September 06, 2017
On Tuesday, 5 September 2017 at 22:04:15 UTC, Jonathan M Davis wrote:
> Personally, the only times that I've done anything that involved something like this have been for GUI programming, and that usually involves mechanisms connected to the GUI toolkit. If I were looking to do anything that involved sending messages across threads, I'd be using std.concurrency, not std.signals, and if I weren't specifically dealing with multiple threads, I wouldn't see much point in the whole signals and slots thing.

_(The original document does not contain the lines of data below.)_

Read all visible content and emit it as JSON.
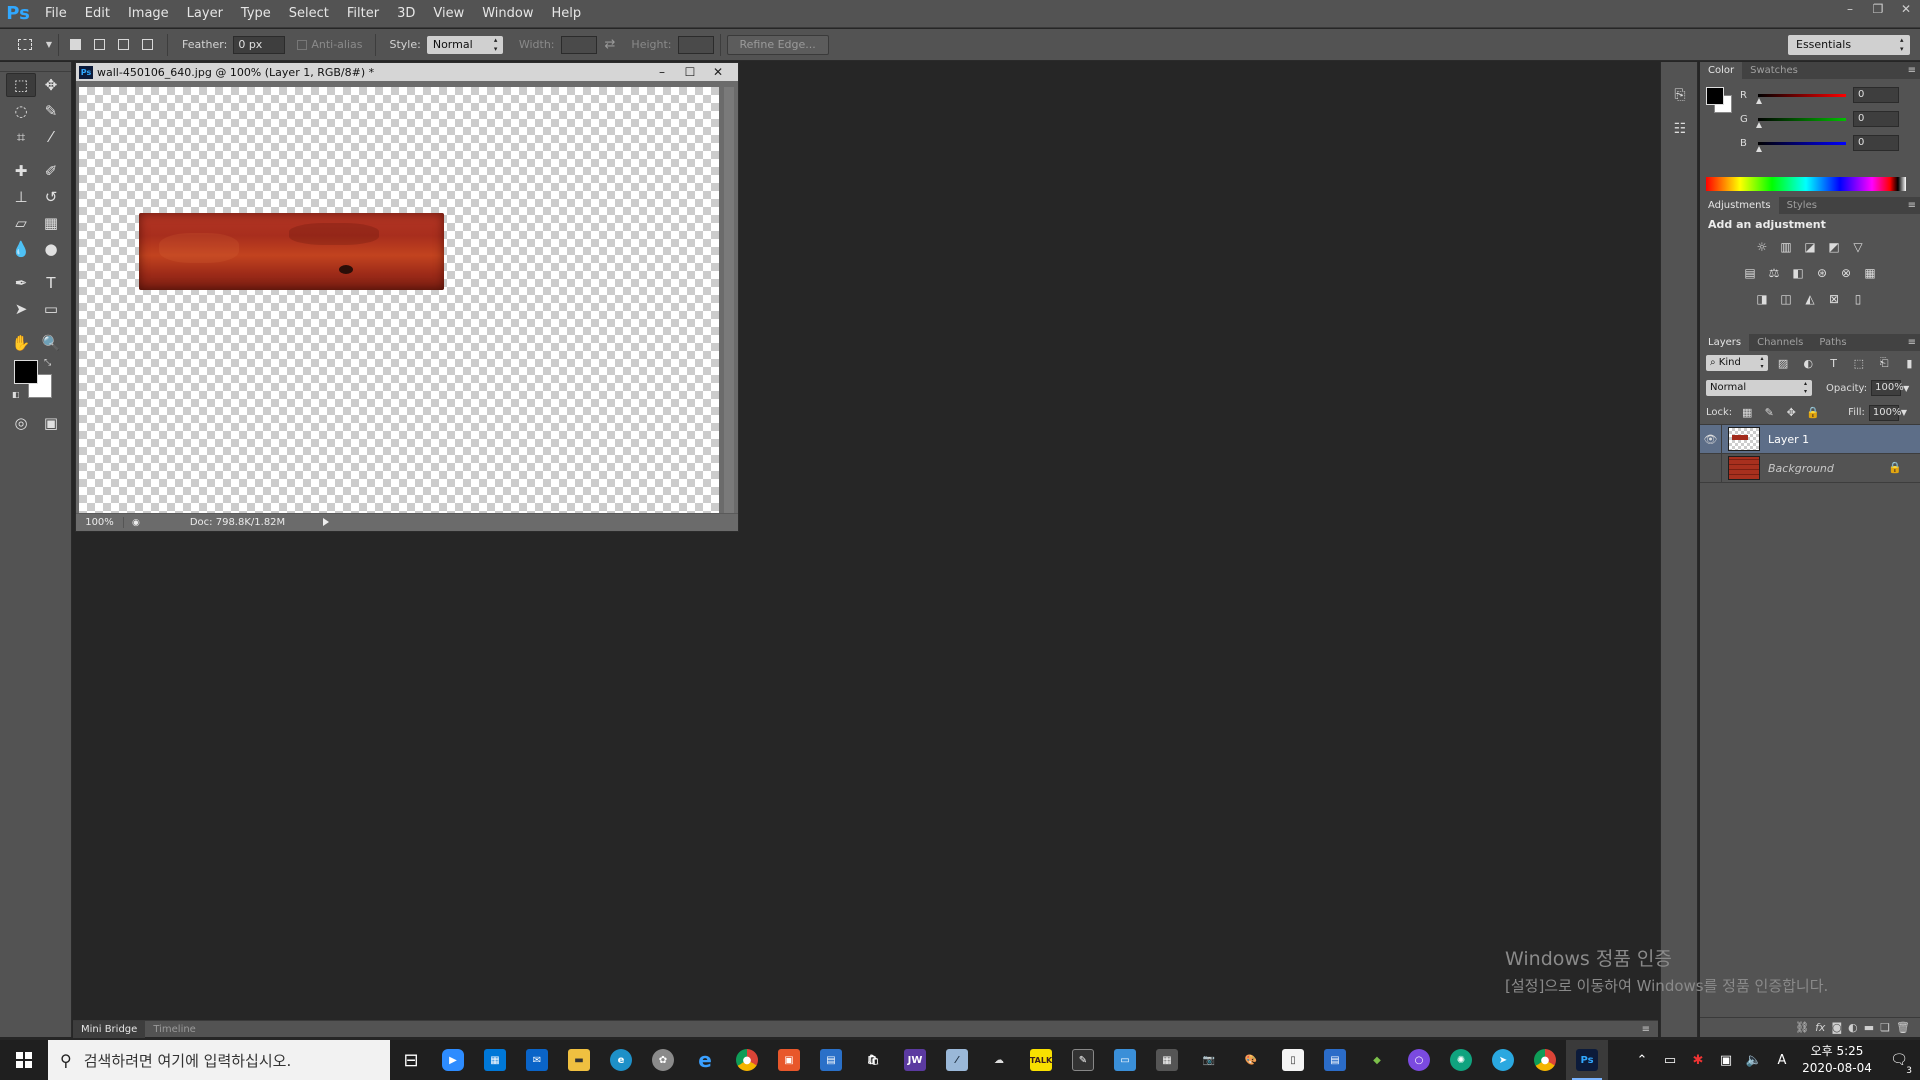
{
  "app": {
    "logo": "Ps"
  },
  "menu": [
    "File",
    "Edit",
    "Image",
    "Layer",
    "Type",
    "Select",
    "Filter",
    "3D",
    "View",
    "Window",
    "Help"
  ],
  "window_controls": {
    "minimize": "–",
    "restore": "❐",
    "close": "✕"
  },
  "options": {
    "feather_label": "Feather:",
    "feather_value": "0 px",
    "antialias_label": "Anti-alias",
    "style_label": "Style:",
    "style_value": "Normal",
    "width_label": "Width:",
    "height_label": "Height:",
    "refine_edge": "Refine Edge...",
    "workspace": "Essentials"
  },
  "document": {
    "title": "wall-450106_640.jpg @ 100% (Layer 1, RGB/8#) *",
    "zoom": "100%",
    "doc_info": "Doc: 798.8K/1.82M"
  },
  "bottom_tabs": [
    "Mini Bridge",
    "Timeline"
  ],
  "color_panel": {
    "tabs": [
      "Color",
      "Swatches"
    ],
    "channels": [
      {
        "label": "R",
        "value": "0",
        "color": "#ff0000"
      },
      {
        "label": "G",
        "value": "0",
        "color": "#00c000"
      },
      {
        "label": "B",
        "value": "0",
        "color": "#0000ff"
      }
    ]
  },
  "adjustments_panel": {
    "tabs": [
      "Adjustments",
      "Styles"
    ],
    "title": "Add an adjustment"
  },
  "layers_panel": {
    "tabs": [
      "Layers",
      "Channels",
      "Paths"
    ],
    "filter_kind": "Kind",
    "blend_mode": "Normal",
    "opacity_label": "Opacity:",
    "opacity_value": "100%",
    "lock_label": "Lock:",
    "fill_label": "Fill:",
    "fill_value": "100%",
    "layers": [
      {
        "name": "Layer 1",
        "selected": true,
        "visible": true
      },
      {
        "name": "Background",
        "selected": false,
        "visible": false,
        "locked": true
      }
    ],
    "footer_icons": [
      "link-icon",
      "fx-icon",
      "mask-icon",
      "adjustment-icon",
      "folder-icon",
      "new-layer-icon",
      "trash-icon"
    ]
  },
  "activation": {
    "line1": "Windows 정품 인증",
    "line2": "[설정]으로 이동하여 Windows를 정품 인증합니다."
  },
  "taskbar": {
    "search_placeholder": "검색하려면 여기에 입력하십시오.",
    "clock_time": "오후 5:25",
    "clock_date": "2020-08-04",
    "ime": "A",
    "notification_count": "3"
  },
  "colors": {
    "ui_bg": "#535353",
    "workspace_bg": "#262626",
    "selected_layer": "#5d6e88",
    "ps_blue": "#31a8ff"
  }
}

I'd say signals are not for multithreading, especially if they are for GUI.
September 07, 2017
On Wednesday, 6 September 2017 at 09:50:22 UTC, Kagamin wrote:
> On Tuesday, 5 September 2017 at 22:04:15 UTC, Jonathan M Davis wrote:
>> Personally, the only times that I've done anything that involved something like this have been for GUI programming, and that usually involves mechanisms connected to the GUI toolkit. If I were looking to do anything that involved sending messages across threads, I'd be using std.concurrency, not std.signals, and if I weren't specifically dealing with multiple threads, I wouldn't see much point in the whole signals and slots thing.
>
> I'd say signals are not for multithreading, especially if they are for GUI.

Why do you think that boost library signals2 exist then?